As we develop these new tools, we also have to develop a more sophisticated understanding of how to deploy them. When you have several ways to fight more than one species of parasite, carried by many species of vector, you can’t afford to guess about strategy. What is the smartest way to combine our interventions so they have the maximum effect? We need to be able to answer these questions with evidence.
I believe modeling can help generate that evidence. I want to walk you through some charts from one malaria model to give you a sense of the kinds of answers they can provide.
When our friend and mentor Warren Buffett made his gift to our foundation five years ago, he was clear about the purpose philanthropy should serve. One of his famous quotes about finance is, “I don’t look to jump over 7 foot bars. I look around for 1 foot bars that I can step over.” Philanthropy is the other way around, he tells us. We should be looking around for the 7 foot bars; that’s why we exist.

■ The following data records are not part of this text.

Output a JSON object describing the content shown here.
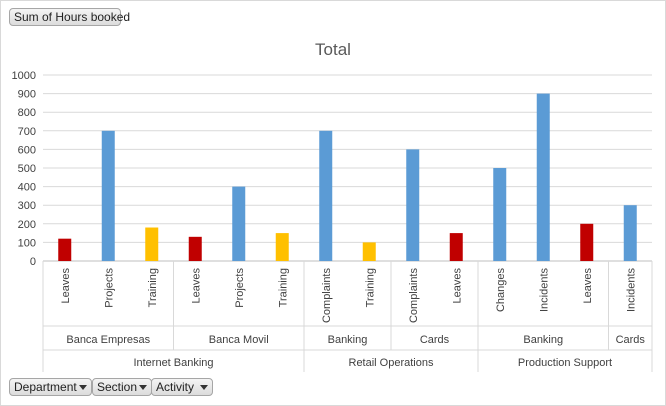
{
  "value_field": {
    "label": "Sum of Hours booked"
  },
  "axis_fields": [
    {
      "label": "Department"
    },
    {
      "label": "Section"
    },
    {
      "label": "Activity"
    }
  ],
  "colors": {
    "leaves": "#c00000",
    "projects": "#5b9bd5",
    "training": "#ffc000",
    "grid": "#d9d9d9",
    "axis": "#bfbfbf"
  },
  "chart_data": {
    "type": "bar",
    "title": "Total",
    "xlabel": "",
    "ylabel": "",
    "ylim": [
      0,
      1000
    ],
    "yticks": [
      0,
      100,
      200,
      300,
      400,
      500,
      600,
      700,
      800,
      900,
      1000
    ],
    "grid": true,
    "legend": "none",
    "categories": [
      {
        "department": "Internet Banking",
        "section": "Banca Empresas",
        "activity": "Leaves",
        "value": 120,
        "color": "#c00000"
      },
      {
        "department": "Internet Banking",
        "section": "Banca Empresas",
        "activity": "Projects",
        "value": 700,
        "color": "#5b9bd5"
      },
      {
        "department": "Internet Banking",
        "section": "Banca Empresas",
        "activity": "Training",
        "value": 180,
        "color": "#ffc000"
      },
      {
        "department": "Internet Banking",
        "section": "Banca Movil",
        "activity": "Leaves",
        "value": 130,
        "color": "#c00000"
      },
      {
        "department": "Internet Banking",
        "section": "Banca Movil",
        "activity": "Projects",
        "value": 400,
        "color": "#5b9bd5"
      },
      {
        "department": "Internet Banking",
        "section": "Banca Movil",
        "activity": "Training",
        "value": 150,
        "color": "#ffc000"
      },
      {
        "department": "Retail Operations",
        "section": "Banking",
        "activity": "Complaints",
        "value": 700,
        "color": "#5b9bd5"
      },
      {
        "department": "Retail Operations",
        "section": "Banking",
        "activity": "Training",
        "value": 100,
        "color": "#ffc000"
      },
      {
        "department": "Retail Operations",
        "section": "Cards",
        "activity": "Complaints",
        "value": 600,
        "color": "#5b9bd5"
      },
      {
        "department": "Retail Operations",
        "section": "Cards",
        "activity": "Leaves",
        "value": 150,
        "color": "#c00000"
      },
      {
        "department": "Production Support",
        "section": "Banking",
        "activity": "Changes",
        "value": 500,
        "color": "#5b9bd5"
      },
      {
        "department": "Production Support",
        "section": "Banking",
        "activity": "Incidents",
        "value": 900,
        "color": "#5b9bd5"
      },
      {
        "department": "Production Support",
        "section": "Banking",
        "activity": "Leaves",
        "value": 200,
        "color": "#c00000"
      },
      {
        "department": "Production Support",
        "section": "Cards",
        "activity": "Incidents",
        "value": 300,
        "color": "#5b9bd5"
      }
    ]
  }
}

Malaria eradication is a high bar. To reach it, it will take a constant, concerted effort to innovate. But we can do it. We can drive down the number of cases, lower and lower. We can keep introducing new and better tools, until we interrupt transmission like we’ve done in dozens of countries already. And, eventually, with relentless focus, we can eradicate malaria. We’ve already shrunk the malaria map considerably. We can make it disappear.
It won’t happen in four years, or in eight years. But the decisions we make now will determine what happens to malaria in the future.
The parasite has been killing children and sapping the strength of whole populations for tens of thousands of years. It is impossible to calculate the harm malaria has done to us. Now, we can chart a course to end it.